In about 1971 the Cleethorpes Festival reunited Archie and Ray Fisher, Glasgow siblings who had not sung together since 1968. Goldstein recorded a 30 minute set, four joint tracks and two solo songs each. The singing is so fine, though Ray's powerful voice distorts the Air Falala Lo sound.

In 1980 Goldstein recorded some unusual Scots songs from Alex Willox, of Fetterangus. I have not so far been able to learn anything about him.
One of his songs, The Bald Headed End Of The Broom is a well known US Old Timey song, to a different tune. Another song, Russian Lass, manages to combine references to the wars of the Crimea, South Africa and WW1.

Elizabeth Stewart of Fetterangus was invited to tour in the USA in 1972, and took the opportunity to visit her friends the Goldsteins in Philadelphia. Here she sings to an academic group there.

There is a 1960 Goldstein reel with songs by Elizabeth and Jane Stewart of Fetterangus. Elizabeth pays piano and their mother Jean plays accordion. None of these lovely tracks were copied by Goldstein to Tobar An Dualchais, so here they can be heard for the first time in 60+ years.
NOTE. When Ewan MacColl visited and heard how the girls played The Hill O Bennachie he was inspired to write 'Come Aa Ye Fisher Lassies', and get the girls to perform it on 'Singing The Fishing'.
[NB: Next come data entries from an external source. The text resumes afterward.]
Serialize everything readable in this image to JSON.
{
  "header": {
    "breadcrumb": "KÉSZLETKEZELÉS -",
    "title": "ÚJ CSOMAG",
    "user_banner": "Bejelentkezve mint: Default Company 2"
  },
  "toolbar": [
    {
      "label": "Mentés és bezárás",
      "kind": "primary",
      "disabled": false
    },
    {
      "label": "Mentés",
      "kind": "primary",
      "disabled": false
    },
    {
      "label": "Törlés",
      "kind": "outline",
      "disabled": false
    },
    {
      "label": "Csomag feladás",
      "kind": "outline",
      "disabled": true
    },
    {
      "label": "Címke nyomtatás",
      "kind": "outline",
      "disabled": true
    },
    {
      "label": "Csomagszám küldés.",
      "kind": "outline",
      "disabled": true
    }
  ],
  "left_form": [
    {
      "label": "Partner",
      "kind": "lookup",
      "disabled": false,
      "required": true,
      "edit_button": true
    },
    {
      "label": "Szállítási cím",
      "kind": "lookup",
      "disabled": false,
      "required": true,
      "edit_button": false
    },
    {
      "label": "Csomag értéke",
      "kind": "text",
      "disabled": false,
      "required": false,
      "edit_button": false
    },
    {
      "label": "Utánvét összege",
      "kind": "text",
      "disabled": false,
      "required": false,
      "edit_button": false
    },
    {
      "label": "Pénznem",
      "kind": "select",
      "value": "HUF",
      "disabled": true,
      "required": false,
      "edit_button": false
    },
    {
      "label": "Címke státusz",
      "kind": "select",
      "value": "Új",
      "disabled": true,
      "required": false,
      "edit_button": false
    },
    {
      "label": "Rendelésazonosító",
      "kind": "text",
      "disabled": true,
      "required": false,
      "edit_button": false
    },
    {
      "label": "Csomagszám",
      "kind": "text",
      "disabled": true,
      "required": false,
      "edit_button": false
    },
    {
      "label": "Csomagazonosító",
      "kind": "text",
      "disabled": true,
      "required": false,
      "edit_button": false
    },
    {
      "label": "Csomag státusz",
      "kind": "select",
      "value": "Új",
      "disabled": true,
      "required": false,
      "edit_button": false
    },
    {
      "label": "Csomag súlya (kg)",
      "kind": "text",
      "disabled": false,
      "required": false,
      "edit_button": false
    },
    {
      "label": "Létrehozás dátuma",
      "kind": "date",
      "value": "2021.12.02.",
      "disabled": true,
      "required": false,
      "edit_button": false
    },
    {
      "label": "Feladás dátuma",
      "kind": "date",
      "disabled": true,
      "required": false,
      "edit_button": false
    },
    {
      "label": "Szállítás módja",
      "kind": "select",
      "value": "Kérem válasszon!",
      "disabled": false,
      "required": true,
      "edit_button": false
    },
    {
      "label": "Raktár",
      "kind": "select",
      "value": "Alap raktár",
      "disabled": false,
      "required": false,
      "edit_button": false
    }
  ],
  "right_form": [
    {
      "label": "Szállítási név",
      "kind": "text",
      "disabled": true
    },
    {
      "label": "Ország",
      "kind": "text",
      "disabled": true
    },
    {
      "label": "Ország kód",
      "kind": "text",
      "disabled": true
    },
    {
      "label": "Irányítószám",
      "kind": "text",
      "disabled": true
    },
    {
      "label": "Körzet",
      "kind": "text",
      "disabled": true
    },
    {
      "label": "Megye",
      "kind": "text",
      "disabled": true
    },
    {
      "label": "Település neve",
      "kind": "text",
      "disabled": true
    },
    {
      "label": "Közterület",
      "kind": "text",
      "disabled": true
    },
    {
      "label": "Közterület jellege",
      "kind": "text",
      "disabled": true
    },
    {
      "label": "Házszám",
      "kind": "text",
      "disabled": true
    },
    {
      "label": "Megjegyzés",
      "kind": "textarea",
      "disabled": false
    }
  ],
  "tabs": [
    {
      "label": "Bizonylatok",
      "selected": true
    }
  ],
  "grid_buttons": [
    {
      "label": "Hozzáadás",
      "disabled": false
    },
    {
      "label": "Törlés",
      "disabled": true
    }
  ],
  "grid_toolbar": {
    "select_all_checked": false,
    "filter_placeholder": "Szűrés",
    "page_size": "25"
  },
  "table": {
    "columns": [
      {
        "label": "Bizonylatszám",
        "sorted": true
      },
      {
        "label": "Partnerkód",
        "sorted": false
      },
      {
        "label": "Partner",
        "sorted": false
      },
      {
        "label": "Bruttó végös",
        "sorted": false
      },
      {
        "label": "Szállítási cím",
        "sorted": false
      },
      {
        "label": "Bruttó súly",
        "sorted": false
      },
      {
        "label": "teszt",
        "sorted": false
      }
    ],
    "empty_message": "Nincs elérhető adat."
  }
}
On 'I Am A Miller' the girls' aunt Lucy sings, with percussion accompaniment by several hands to imitate the sounds of an old-fashioned water-driven meal mill working.
Other singers have sought to imitate the mill's sound by bumping elbow and hands on a tabletop, or on the back of a turned over guitar, but this track gives the most authentic effect.
There is a 78rpm disc I have heard of I think Willie Kemp, singing the song in an actual mill. At the start he asks, 'Is the mill aa iled? Then, pull the cloot kimmer.' You hear the mill wheel starting and gathering speed.

Aberdonian Norman Kennedy moved to live in the USA in about 1966. I met him sat weaving within a handloom found and brought down from Nova Scotia by himself and Ralph Rinzler, in a small shop round the corner from Harvard Square in Cambridge Mass. On the wall hung a fretless banjo made by Frank Profitt which I would be asked to demonstrate for customers.
In the 1970s Norman had moved on, and here are excepts from a recording of him telling about and singing 'blue' songs to a Philadelphia audience.

Jean Redpath of Leven in Fife worked back and forward between Scotland and the USA from the 1960s. In 1971 she spoke and sang to a Philadelphia audience, saying that she recognised many of the faces there. Latterly known for her serious side, here she shows how well she used observational humour.